AT News
Archived Issue
Originally emailed 2 August 2003

See a Demo of “Holding Therapy” Online

Activists working to ban restraint as psychotherapy in Utah and elsewhere have a website that now includes a film clip demonstration of “Holding Therapy”: [See currently here]

This film segment is from a
48 Hours/CBS program called “Afraid of Our Children” (1995). A boy client has been wrapped in a blanket — called an “angel wrap” — and is held down by 3-4 Utah Attachment Therapists. The female therapist digs her elbow into the boy’s ribs; this is supposed to cause a release of repressed anger. While the boy writhes in pain, AT therapist Craig Ramsey explains to the reporter that the boy is really angry at his [birth] father, but is projecting it onto the therapists. While the boy pleads for the therapists to stop hurting him, AT therapist Lawrence Van Bloem (to the right of the boy) appears to insist that the boy maintain eye contact with him — another classic feature of AT.

North Carolina Bans “Rebirthing”

Similar in almost all respects to “Candace’s Law” passed in Colorado two years ago, North Carolina’s new statute makes it unlawful for a therapist “to reenact the birthing process in a manner that includes restraint and creates a situation in which a patient may suffer physical injury or death.” As in Colorado, a first offense is a misdemeanor and a second offense is a low-level felony.

Both bills follow on the 2000 death in Colorado of a North Carolina girl,
Candace Newmaker, during a “two-week intensive” in Attachment Therapy (AT). She had been sent to Colorado on the advice of Attachment Therapists operating in North Carolina. The 10-year-old girl died from asphyxiation during a “rebirthing” session where she pleaded for her life, but her screams were disregarded by the five adults in the room, including her adoptive mother, Jeane Newmaker, a pediatric nurse at Duke University in Durham.

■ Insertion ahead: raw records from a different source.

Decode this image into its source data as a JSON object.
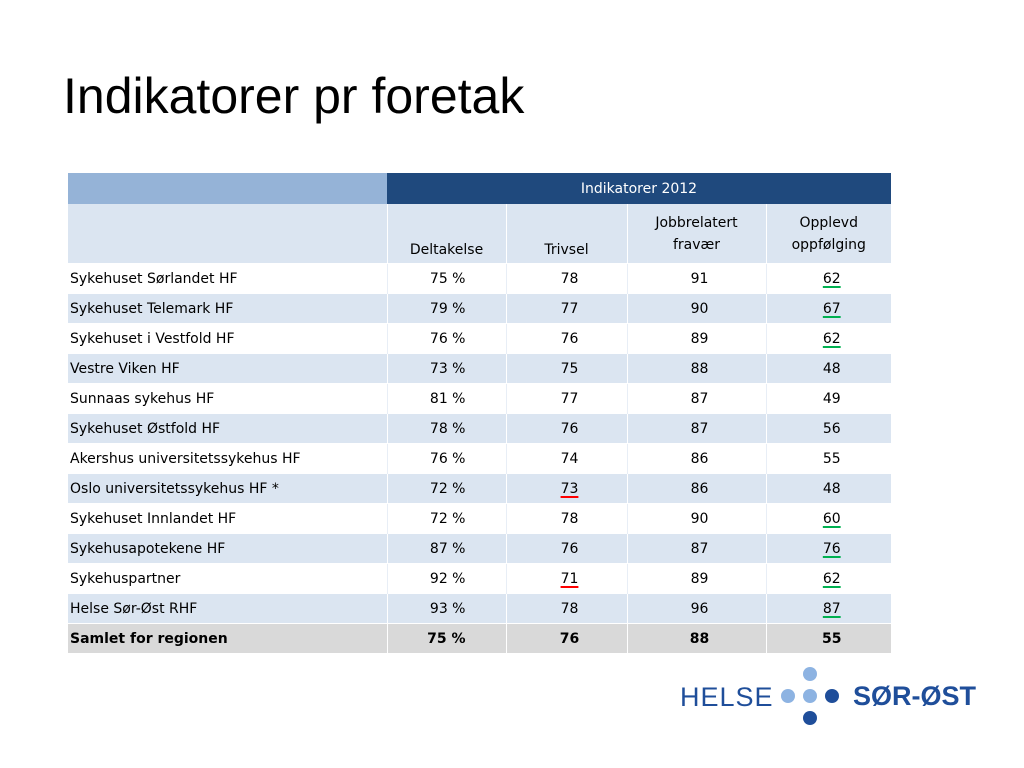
{
  "title": "Indikatorer pr foretak",
  "table": {
    "group_header": "Indikatorer 2012",
    "columns": [
      "Deltakelse",
      "Trivsel",
      "Jobbrelatert fravær",
      "Opplevd oppfølging"
    ],
    "columns_lines": [
      [
        "Deltakelse"
      ],
      [
        "Trivsel"
      ],
      [
        "Jobbrelatert",
        "fravær"
      ],
      [
        "Opplevd",
        "oppfølging"
      ]
    ],
    "rows": [
      {
        "name": "Sykehuset Sørlandet HF",
        "deltakelse": "75 %",
        "trivsel": "78",
        "fravaer": "91",
        "oppfolging": "62",
        "trivsel_mark": "",
        "oppfolging_mark": "good"
      },
      {
        "name": "Sykehuset Telemark HF",
        "deltakelse": "79 %",
        "trivsel": "77",
        "fravaer": "90",
        "oppfolging": "67",
        "trivsel_mark": "",
        "oppfolging_mark": "good"
      },
      {
        "name": "Sykehuset i Vestfold HF",
        "deltakelse": "76 %",
        "trivsel": "76",
        "fravaer": "89",
        "oppfolging": "62",
        "trivsel_mark": "",
        "oppfolging_mark": "good"
      },
      {
        "name": "Vestre Viken HF",
        "deltakelse": "73 %",
        "trivsel": "75",
        "fravaer": "88",
        "oppfolging": "48",
        "trivsel_mark": "",
        "oppfolging_mark": ""
      },
      {
        "name": "Sunnaas sykehus HF",
        "deltakelse": "81 %",
        "trivsel": "77",
        "fravaer": "87",
        "oppfolging": "49",
        "trivsel_mark": "",
        "oppfolging_mark": ""
      },
      {
        "name": "Sykehuset Østfold HF",
        "deltakelse": "78 %",
        "trivsel": "76",
        "fravaer": "87",
        "oppfolging": "56",
        "trivsel_mark": "",
        "oppfolging_mark": ""
      },
      {
        "name": "Akershus universitetssykehus HF",
        "deltakelse": "76 %",
        "trivsel": "74",
        "fravaer": "86",
        "oppfolging": "55",
        "trivsel_mark": "",
        "oppfolging_mark": ""
      },
      {
        "name": "Oslo universitetssykehus HF *",
        "deltakelse": "72 %",
        "trivsel": "73",
        "fravaer": "86",
        "oppfolging": "48",
        "trivsel_mark": "bad",
        "oppfolging_mark": ""
      },
      {
        "name": "Sykehuset Innlandet HF",
        "deltakelse": "72 %",
        "trivsel": "78",
        "fravaer": "90",
        "oppfolging": "60",
        "trivsel_mark": "",
        "oppfolging_mark": "good"
      },
      {
        "name": "Sykehusapotekene HF",
        "deltakelse": "87 %",
        "trivsel": "76",
        "fravaer": "87",
        "oppfolging": "76",
        "trivsel_mark": "",
        "oppfolging_mark": "good"
      },
      {
        "name": "Sykehuspartner",
        "deltakelse": "92 %",
        "trivsel": "71",
        "fravaer": "89",
        "oppfolging": "62",
        "trivsel_mark": "bad",
        "oppfolging_mark": "good"
      },
      {
        "name": "Helse Sør-Øst RHF",
        "deltakelse": "93 %",
        "trivsel": "78",
        "fravaer": "96",
        "oppfolging": "87",
        "trivsel_mark": "",
        "oppfolging_mark": "good"
      }
    ],
    "total": {
      "name": "Samlet for regionen",
      "deltakelse": "75 %",
      "trivsel": "76",
      "fravaer": "88",
      "oppfolging": "55"
    }
  },
  "colors": {
    "header_dark": "#1f497d",
    "header_light": "#95b3d7",
    "band": "#dbe5f1",
    "total": "#d9d9d9",
    "good_mark": "#00b050",
    "bad_mark": "#ff0000",
    "logo_dark": "#1f4e9a",
    "logo_light": "#8db3e2"
  },
  "logo": {
    "left": "HELSE",
    "right": "SØR-ØST"
  }
}
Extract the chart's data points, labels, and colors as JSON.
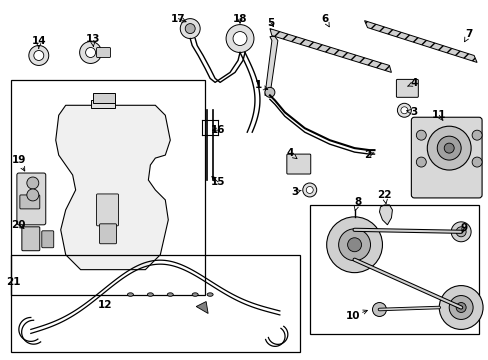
{
  "bg_color": "#ffffff",
  "line_color": "#000000",
  "fig_width": 4.89,
  "fig_height": 3.6,
  "dpi": 100
}
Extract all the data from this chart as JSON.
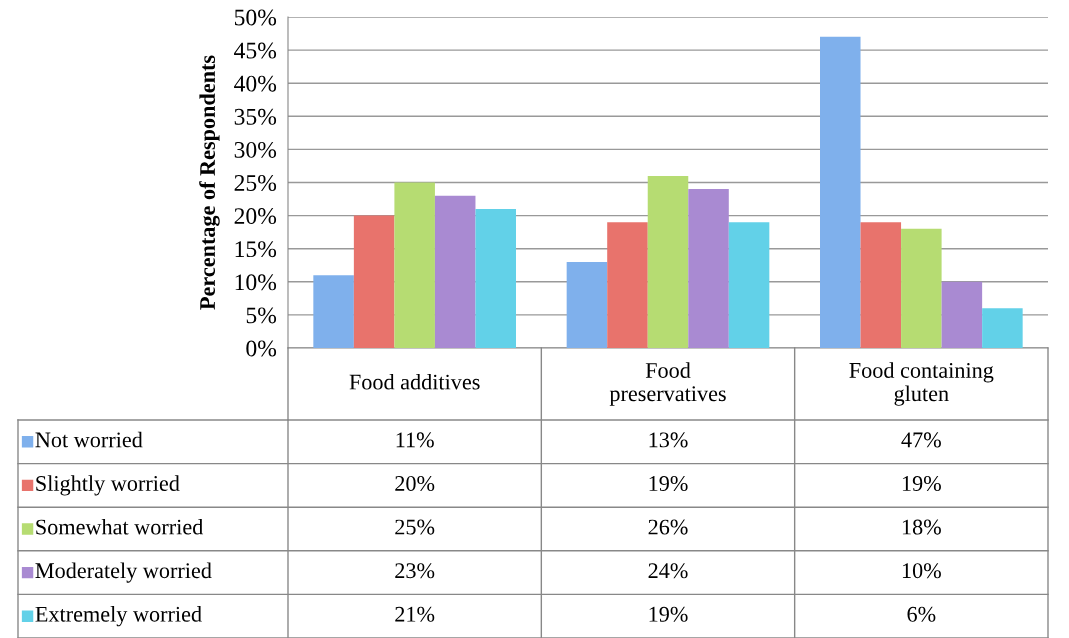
{
  "chart_data": {
    "type": "bar",
    "ylabel": "Percentage of Respondents",
    "categories": [
      "Food additives",
      "Food\npreservatives",
      "Food containing\ngluten"
    ],
    "series": [
      {
        "name": "Not worried",
        "color": "#7fb0ec",
        "values": [
          11,
          13,
          47
        ],
        "value_labels": [
          "11%",
          "13%",
          "47%"
        ]
      },
      {
        "name": "Slightly worried",
        "color": "#e8736c",
        "values": [
          20,
          19,
          19
        ],
        "value_labels": [
          "20%",
          "19%",
          "19%"
        ]
      },
      {
        "name": "Somewhat worried",
        "color": "#b6dc72",
        "values": [
          25,
          26,
          18
        ],
        "value_labels": [
          "25%",
          "26%",
          "18%"
        ]
      },
      {
        "name": "Moderately worried",
        "color": "#a98ad2",
        "values": [
          23,
          24,
          10
        ],
        "value_labels": [
          "23%",
          "24%",
          "10%"
        ]
      },
      {
        "name": "Extremely worried",
        "color": "#62d1e8",
        "values": [
          21,
          19,
          6
        ],
        "value_labels": [
          "21%",
          "19%",
          "6%"
        ]
      }
    ],
    "ylim": [
      0,
      50
    ],
    "yticks": [
      {
        "value": 0,
        "label": "0%"
      },
      {
        "value": 5,
        "label": "5%"
      },
      {
        "value": 10,
        "label": "10%"
      },
      {
        "value": 15,
        "label": "15%"
      },
      {
        "value": 20,
        "label": "20%"
      },
      {
        "value": 25,
        "label": "25%"
      },
      {
        "value": 30,
        "label": "30%"
      },
      {
        "value": 35,
        "label": "35%"
      },
      {
        "value": 40,
        "label": "40%"
      },
      {
        "value": 45,
        "label": "45%"
      },
      {
        "value": 50,
        "label": "50%"
      }
    ],
    "grid": "y",
    "legend": "bottom"
  }
}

Though its preamble correctly identifies “rebirthing” as a form of Attachment (Holding) Therapy, the bill actually received the active support of holding therapists in North Carolina. They recognize that no holding therapist in the state is or will be doing rebirthing anyway. Passing the bill, then, forestalls other legislative action that might outlaw what they actually do on a daily basis in North Carolina — restraining children
as therapy — putting those children at substantial risk for the same physical and emotional abuse that befell Candace in North Carolina before her death. It is expected that having passed the rebirthing bill, state legislators will not re-open the subject for effective reform in the foreseeable future.

Attachment Therapists operate in North Carolina through a child-abuse loophole in the state’s anti-restraint laws which permit restraint when “necessary as a measure of therapeutic treatment.” Attempts to have the bill close this loophole failed repeatedly in the legislative process as Attachment Therapists complained that they would be unable to deliver “effective” treatment of children with “Attachment Disorder” if the loophole was closed.

There is a dearth of scientific evidence that AT is effective in any way for changing the behavior of children for the better. Many professional organizations around the country, however, deem its procedures — irrespective of rebirthing — as abusive to the children who are forced to endure it. Its use of restraint is considered dangerous.
So for the time being, North Carolina’s Attachment Therapists can continue their dangerous and abusive practices unchecked.

Caution: links may have aged since this AT News was first emailed.